The main limitations for the evaluation of SS by transient elastography are represented by the necessity of the initial evaluation by abdominal ultrasound and by the fact that, in most cases, diagnostic values cannot be obtained if the spleen is of normal size. All of these issues can be eliminated by the evaluation of SS using other methods, with 2D-SWE elastography being suggested by Colecchia et al. [16] and Singh et al. [15], along with other non-invasive tests (ARFI, MRE).

This study can be considered to be one of the few investigating the performance of the 2D-SWE.GE elastographic method in the evaluation of SS in patients with advanced chronic liver disease, in order to identify patients with increased risk of variceal bleeding. As a result, SS measurement by 2D-SWE.GE elastography and the use of the regression equation could allow us to reduce the percentage of patients who need to undergo superior digestive endoscopy, which is an invasive examination that requires the allocation of significantly greater financial resources [24]. The main limitation of the 2D-SWE elastographic method is the lack of uniform testing on batches of patients with portal hypertension. The lack of sufficient evidence-based medical information is the main factor limiting the use of 2D-SWE elastography on a large scale in the evaluation of splenic rigidity in patients with portal hypertension.

5. Conclusions

Our study showed that platelet count and child class could be regarded as predictors of an increased risk of variceal bleeding, whereas liver and SS values were correlated with the presence of esophageal varices and could be used as predictors for variceal bleeding. Transient elastography (TE) is a validated method and, therefore, is the most widely used for the evaluation of liver stiffness, but major limitations for the evaluation of SS by transient elastography are represented by the necessity of the initial evaluation by abdominal ultrasound and by the fact that, in most cases, diagnostic values cannot be obtained if the spleen is of normal size. All of these issues can be eliminated by the evaluation of SS using 2D-SWE elastography.

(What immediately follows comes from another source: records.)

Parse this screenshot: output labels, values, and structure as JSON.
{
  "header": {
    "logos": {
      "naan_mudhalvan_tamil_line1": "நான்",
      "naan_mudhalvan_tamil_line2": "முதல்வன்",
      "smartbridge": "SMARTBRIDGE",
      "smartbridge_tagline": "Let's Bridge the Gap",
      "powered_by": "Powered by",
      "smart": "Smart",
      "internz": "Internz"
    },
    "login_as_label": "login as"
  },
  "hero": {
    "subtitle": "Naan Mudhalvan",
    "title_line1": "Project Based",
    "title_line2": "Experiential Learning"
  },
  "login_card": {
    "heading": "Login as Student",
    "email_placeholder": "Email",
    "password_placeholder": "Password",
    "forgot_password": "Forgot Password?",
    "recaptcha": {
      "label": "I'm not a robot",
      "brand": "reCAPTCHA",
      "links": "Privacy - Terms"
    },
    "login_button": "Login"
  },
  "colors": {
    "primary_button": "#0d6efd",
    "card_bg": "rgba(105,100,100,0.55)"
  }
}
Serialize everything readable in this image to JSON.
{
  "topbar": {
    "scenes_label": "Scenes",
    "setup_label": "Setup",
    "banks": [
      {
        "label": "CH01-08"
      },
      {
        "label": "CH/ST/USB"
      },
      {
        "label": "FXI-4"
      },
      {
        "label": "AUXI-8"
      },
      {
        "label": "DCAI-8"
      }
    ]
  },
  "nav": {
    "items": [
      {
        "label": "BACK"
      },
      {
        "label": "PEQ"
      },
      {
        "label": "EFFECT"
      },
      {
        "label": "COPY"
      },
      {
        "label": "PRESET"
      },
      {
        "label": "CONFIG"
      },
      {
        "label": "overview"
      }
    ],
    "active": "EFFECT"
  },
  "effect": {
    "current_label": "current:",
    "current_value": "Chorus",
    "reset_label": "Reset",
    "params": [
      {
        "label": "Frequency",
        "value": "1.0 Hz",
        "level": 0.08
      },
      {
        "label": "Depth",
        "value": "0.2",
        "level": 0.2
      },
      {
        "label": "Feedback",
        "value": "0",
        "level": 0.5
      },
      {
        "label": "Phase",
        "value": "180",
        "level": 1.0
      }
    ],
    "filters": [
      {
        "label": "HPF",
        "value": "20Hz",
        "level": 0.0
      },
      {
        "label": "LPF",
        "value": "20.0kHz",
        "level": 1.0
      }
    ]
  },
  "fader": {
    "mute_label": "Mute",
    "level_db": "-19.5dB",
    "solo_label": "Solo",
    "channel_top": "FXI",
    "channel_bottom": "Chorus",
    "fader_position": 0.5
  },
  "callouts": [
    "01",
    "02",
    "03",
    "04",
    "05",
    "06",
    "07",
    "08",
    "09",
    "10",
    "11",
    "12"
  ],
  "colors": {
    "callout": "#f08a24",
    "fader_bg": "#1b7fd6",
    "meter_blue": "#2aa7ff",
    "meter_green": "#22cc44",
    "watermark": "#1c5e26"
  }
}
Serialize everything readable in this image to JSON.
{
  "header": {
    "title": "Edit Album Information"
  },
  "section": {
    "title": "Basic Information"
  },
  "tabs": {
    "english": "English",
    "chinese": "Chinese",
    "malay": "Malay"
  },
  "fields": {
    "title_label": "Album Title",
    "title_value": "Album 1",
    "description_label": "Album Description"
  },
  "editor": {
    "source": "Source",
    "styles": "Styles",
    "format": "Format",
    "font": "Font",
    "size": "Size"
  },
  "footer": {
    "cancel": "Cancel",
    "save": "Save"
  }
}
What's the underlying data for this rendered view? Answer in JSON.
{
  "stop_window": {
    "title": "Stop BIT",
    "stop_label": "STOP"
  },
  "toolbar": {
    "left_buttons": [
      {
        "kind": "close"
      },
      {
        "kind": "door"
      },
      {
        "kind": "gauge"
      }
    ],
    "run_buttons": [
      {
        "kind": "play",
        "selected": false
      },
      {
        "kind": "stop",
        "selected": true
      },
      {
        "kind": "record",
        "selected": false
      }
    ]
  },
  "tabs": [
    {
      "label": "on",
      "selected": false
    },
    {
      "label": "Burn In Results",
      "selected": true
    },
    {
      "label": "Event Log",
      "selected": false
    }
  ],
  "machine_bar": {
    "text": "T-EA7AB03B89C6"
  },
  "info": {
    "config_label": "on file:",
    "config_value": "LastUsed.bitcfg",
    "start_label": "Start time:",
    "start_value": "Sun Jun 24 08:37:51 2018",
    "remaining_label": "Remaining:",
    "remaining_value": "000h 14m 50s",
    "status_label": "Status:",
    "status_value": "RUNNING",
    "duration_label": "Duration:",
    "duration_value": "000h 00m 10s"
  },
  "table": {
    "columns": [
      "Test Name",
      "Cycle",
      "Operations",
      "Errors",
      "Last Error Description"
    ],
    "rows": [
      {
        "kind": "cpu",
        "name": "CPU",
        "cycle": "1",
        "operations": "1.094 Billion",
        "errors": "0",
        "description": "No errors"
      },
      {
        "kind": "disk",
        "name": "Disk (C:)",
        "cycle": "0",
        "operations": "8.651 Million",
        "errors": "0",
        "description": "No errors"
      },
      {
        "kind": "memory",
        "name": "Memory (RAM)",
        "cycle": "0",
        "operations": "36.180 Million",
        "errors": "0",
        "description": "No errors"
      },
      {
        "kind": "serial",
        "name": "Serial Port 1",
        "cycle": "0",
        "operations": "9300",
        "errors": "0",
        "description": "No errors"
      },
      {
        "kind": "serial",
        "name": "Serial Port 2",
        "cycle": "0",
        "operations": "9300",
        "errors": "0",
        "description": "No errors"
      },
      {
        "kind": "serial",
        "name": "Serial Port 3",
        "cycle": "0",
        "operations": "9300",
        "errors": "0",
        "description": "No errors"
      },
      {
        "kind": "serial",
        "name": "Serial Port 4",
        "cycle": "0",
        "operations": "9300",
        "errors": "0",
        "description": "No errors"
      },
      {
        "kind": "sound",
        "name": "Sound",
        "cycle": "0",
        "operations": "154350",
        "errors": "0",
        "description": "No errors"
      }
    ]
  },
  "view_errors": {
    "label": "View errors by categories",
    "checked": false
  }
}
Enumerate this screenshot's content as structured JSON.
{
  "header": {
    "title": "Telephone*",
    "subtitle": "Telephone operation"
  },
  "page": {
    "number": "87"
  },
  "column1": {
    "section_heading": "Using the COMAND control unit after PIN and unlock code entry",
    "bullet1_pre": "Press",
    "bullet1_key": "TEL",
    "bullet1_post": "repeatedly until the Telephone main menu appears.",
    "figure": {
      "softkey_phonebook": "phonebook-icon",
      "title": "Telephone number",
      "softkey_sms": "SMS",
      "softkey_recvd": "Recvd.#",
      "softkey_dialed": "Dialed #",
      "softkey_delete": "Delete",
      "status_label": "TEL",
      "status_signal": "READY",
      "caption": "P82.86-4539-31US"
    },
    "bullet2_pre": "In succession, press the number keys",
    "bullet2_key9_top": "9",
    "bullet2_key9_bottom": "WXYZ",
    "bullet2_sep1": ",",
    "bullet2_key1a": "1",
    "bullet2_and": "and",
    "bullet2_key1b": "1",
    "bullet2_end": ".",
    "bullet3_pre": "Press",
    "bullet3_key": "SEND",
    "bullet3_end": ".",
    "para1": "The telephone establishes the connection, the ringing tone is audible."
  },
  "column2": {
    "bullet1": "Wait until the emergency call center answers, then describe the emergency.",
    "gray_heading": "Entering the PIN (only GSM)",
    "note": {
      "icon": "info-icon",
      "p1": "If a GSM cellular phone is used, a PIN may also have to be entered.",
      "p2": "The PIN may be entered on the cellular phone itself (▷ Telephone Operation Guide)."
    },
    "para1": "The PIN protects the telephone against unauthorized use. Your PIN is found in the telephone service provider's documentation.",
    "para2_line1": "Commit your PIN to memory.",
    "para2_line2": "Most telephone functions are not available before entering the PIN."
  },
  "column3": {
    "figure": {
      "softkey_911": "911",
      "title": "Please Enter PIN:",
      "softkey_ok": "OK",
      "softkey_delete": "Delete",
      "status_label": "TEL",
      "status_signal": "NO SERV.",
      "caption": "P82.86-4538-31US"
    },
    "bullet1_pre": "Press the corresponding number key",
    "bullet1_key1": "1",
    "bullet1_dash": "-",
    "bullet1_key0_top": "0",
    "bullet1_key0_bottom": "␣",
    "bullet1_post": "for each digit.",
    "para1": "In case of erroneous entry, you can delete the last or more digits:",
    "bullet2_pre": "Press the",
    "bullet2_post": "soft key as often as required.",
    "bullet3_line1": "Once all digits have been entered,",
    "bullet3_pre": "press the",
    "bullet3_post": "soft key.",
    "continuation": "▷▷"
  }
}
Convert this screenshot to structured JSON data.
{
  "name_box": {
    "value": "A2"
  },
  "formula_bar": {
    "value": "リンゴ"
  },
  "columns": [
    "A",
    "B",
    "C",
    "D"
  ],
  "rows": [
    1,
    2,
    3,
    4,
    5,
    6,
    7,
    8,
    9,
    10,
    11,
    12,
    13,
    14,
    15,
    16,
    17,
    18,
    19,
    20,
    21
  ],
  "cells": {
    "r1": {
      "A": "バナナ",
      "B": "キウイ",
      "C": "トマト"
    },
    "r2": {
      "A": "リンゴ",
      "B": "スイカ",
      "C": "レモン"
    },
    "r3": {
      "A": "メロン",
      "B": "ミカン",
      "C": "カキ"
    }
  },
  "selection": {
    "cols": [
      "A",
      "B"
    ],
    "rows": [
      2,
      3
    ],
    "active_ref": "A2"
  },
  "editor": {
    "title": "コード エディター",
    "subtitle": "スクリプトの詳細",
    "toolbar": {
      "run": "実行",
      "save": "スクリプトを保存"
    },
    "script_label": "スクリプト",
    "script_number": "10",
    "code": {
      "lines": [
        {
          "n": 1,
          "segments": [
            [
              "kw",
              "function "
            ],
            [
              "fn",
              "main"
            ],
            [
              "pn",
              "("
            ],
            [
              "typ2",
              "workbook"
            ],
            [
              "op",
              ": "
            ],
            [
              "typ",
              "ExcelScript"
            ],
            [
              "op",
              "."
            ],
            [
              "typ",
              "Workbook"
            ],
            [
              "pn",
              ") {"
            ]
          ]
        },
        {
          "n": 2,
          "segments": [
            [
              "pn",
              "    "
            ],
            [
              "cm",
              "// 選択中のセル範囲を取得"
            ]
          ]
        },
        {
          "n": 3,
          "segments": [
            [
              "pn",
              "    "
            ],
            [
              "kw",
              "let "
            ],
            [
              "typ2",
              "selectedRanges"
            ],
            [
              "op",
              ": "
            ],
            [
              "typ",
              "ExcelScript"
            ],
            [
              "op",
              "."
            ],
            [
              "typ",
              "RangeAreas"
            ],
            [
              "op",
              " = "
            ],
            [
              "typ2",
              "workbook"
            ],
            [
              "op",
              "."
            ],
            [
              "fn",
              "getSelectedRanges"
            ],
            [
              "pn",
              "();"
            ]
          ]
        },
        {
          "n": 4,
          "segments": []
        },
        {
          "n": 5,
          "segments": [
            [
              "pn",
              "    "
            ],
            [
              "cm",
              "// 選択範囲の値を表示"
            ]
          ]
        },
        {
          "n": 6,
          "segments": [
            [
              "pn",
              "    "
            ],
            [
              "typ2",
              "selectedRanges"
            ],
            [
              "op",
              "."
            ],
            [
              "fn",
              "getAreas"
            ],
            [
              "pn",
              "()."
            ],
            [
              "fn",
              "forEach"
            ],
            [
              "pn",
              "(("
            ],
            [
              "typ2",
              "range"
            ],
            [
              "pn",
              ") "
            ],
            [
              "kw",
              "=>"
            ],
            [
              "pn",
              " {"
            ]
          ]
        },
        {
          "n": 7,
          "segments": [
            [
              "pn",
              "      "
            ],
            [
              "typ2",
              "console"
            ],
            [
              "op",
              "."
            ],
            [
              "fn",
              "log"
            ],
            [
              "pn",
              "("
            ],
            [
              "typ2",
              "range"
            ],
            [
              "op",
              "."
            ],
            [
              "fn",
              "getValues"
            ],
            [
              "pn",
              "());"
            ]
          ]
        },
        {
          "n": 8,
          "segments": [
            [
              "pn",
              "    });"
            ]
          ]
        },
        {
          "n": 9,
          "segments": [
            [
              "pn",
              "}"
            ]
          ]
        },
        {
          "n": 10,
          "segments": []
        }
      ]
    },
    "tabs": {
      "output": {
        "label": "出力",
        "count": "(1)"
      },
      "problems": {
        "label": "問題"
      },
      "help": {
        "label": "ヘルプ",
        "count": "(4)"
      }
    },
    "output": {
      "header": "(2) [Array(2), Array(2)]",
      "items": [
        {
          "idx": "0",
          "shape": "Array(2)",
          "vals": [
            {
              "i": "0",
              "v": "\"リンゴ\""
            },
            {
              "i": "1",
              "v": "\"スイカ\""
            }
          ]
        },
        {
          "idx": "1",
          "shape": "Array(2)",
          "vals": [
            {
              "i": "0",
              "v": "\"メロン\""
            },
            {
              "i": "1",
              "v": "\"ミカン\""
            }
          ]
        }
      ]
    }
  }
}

In this context, the results obtained in our research demonstrate that SS values are correlated with CSPH and can be used as predictors of variceal bleeding, with a 2D-SWE.GE cutoff value for SS of 17.95 kPa.

In summary, SS measurement by 2D-SWE.GE elastography and the use of the regression equation could allow us to reduce the percentage of patients who need to undergo superior digestive endoscopy, which is an invasive examination that requires the allocation of significantly greater financial resources.

Thus, elastography of the spleen could be regarded as a useful method for ruling out the presence of HRVs in patients diagnosed with compensated advanced liver disease (cALD).